In this study we report an experience on clinical tolerability of AM, which was high at the food challenge (24/25, 96%), made in an Italian Region, Apulia, where AM is readily available and frequently used because of the presence of several ass's farming. AM was tolerated by our patients either with the IgE- and the non-IgE-mediated CMPA. All enrolled subjects found it acceptable due to its palatability, and did not interrupted the study. AM has been considered an alternative to CM considering that its protein composition is similar to human milk [14]. However, it is a low-calory food and thus in our study we enrolled children older than 6 months who did not have an exclusive milk diet. It is noteworthy to highlight the fact that patients with severe reaction to CM refused to continue this study, thus our results are referred to subjects with a mild to moderate form of CMPA. Only one recruited patient had a systemic food reaction during the AM challenge. He was the only tested child who had SPT positive for AM and high serum levels of AM specific IgE, suggesting the predictive positive value of these tests also for AM allergy.

Other Italian authors have documented the efficacy of this food in treating children with CMPA. Vita et al. showed that the rate of tolerability of AM in patients with AD and CMPA was 88%, and that AM improved child's eczema [7]. Similarly, Monti et al. assessed the tolerance of AM (82.6%) in a selected population of children with CMPA, for whom it was not possible to use any other cow's milk substitute [6]. However, it must be taken into account the potential cross-reactivity of AM proteins with CMP, also suggested by the above mentioned studies that reported some severe reactions to AM in their study cohorts [69].

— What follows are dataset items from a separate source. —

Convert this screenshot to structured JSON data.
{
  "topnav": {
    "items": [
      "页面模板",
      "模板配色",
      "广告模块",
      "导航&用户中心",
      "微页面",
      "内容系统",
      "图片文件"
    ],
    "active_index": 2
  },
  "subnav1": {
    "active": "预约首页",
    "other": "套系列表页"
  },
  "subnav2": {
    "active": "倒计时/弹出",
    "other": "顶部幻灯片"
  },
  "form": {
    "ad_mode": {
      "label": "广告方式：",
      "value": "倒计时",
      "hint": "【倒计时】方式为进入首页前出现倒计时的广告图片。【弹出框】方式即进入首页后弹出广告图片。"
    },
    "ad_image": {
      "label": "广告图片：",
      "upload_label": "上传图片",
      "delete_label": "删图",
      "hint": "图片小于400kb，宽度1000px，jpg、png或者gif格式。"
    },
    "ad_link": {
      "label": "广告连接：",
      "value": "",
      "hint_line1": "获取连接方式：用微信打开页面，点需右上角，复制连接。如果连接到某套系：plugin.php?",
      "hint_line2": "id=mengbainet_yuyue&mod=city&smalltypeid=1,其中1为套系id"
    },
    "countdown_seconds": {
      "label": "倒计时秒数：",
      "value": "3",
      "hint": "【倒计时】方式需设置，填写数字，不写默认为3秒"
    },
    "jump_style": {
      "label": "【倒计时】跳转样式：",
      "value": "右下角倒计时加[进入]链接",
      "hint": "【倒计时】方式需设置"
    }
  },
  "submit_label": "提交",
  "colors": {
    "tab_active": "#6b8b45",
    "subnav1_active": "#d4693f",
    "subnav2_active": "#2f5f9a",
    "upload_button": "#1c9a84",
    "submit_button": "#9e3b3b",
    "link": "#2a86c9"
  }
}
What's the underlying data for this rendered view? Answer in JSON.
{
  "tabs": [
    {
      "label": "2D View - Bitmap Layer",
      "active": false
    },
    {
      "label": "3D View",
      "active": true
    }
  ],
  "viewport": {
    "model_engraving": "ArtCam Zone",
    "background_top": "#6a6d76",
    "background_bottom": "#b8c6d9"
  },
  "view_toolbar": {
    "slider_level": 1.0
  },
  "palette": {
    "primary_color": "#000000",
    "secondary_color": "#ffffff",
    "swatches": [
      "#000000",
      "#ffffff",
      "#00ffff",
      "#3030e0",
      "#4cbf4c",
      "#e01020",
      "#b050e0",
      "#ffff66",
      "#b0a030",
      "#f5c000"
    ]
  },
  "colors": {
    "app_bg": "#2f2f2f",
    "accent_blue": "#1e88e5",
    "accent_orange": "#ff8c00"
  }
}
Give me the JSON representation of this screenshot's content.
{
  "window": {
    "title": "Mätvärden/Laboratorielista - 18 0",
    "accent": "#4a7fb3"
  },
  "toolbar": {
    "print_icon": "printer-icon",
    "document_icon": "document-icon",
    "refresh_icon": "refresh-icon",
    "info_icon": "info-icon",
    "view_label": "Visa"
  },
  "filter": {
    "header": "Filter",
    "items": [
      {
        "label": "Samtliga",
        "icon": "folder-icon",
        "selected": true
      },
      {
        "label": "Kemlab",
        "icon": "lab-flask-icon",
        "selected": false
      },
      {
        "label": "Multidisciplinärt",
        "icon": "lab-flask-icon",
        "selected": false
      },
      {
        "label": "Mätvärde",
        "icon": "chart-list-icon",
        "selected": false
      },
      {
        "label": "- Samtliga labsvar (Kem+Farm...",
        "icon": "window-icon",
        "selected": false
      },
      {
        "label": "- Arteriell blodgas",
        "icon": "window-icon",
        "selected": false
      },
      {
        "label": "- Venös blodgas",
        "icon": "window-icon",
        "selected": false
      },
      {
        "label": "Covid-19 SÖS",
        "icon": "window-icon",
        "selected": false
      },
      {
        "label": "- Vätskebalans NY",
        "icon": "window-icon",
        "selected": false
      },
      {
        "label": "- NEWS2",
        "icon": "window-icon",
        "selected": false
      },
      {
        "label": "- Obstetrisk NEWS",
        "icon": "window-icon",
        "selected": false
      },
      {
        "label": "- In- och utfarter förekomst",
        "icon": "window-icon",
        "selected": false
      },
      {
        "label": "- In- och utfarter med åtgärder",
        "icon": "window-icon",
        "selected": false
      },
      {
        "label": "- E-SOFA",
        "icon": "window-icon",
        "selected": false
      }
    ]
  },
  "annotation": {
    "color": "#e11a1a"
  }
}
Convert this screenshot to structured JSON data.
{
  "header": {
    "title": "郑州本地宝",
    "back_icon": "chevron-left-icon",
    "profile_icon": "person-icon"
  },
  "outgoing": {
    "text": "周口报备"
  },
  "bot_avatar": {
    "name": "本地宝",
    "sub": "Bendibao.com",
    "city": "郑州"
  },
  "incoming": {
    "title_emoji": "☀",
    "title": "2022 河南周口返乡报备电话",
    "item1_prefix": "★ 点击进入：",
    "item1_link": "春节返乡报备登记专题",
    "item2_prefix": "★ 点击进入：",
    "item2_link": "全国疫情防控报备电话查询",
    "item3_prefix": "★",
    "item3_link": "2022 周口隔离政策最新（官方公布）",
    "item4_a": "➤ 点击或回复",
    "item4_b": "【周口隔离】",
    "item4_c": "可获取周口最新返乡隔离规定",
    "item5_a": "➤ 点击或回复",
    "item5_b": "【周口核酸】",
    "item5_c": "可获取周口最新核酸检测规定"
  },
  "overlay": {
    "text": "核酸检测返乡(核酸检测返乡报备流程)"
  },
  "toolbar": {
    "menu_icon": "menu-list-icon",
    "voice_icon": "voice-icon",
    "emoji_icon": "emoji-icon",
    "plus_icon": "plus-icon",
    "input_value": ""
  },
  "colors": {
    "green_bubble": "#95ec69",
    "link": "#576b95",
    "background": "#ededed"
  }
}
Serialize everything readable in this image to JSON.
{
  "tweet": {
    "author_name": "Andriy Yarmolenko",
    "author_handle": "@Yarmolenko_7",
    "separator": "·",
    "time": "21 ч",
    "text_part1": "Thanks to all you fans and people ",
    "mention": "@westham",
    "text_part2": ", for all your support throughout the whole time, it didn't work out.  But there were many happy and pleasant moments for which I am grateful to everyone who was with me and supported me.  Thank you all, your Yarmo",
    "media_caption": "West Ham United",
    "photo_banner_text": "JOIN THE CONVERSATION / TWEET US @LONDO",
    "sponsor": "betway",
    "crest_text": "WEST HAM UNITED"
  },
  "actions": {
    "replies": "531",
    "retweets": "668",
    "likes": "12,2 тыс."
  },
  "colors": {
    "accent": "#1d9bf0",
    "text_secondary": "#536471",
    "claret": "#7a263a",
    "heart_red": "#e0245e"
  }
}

Furthermore, our data show an adequate increase in weight and length/stature in all recruited children. Their BMI centiles measured after 4–6 months of AM administration were stable compared to those at the beginning of the study. Similar observations were reported by Monti in the early months of AM intake [6]. These Authors concluded that the effect on growth of AM is related to its ability to fill some nutritional gaps present in the diet of the subjects treated. Other authors have found an impaired growth in infants affected by CMPA, who received different type of CMP substitutes [10]. We suggest that a longer follow-up study is needed in order to reach reliable results. We also verified that patients' biochemical and metabolic parameters in the blood did not vary during the study period. Taken toghether these results suggest that AM might be considered nutritionally adequate in children with a varied diet.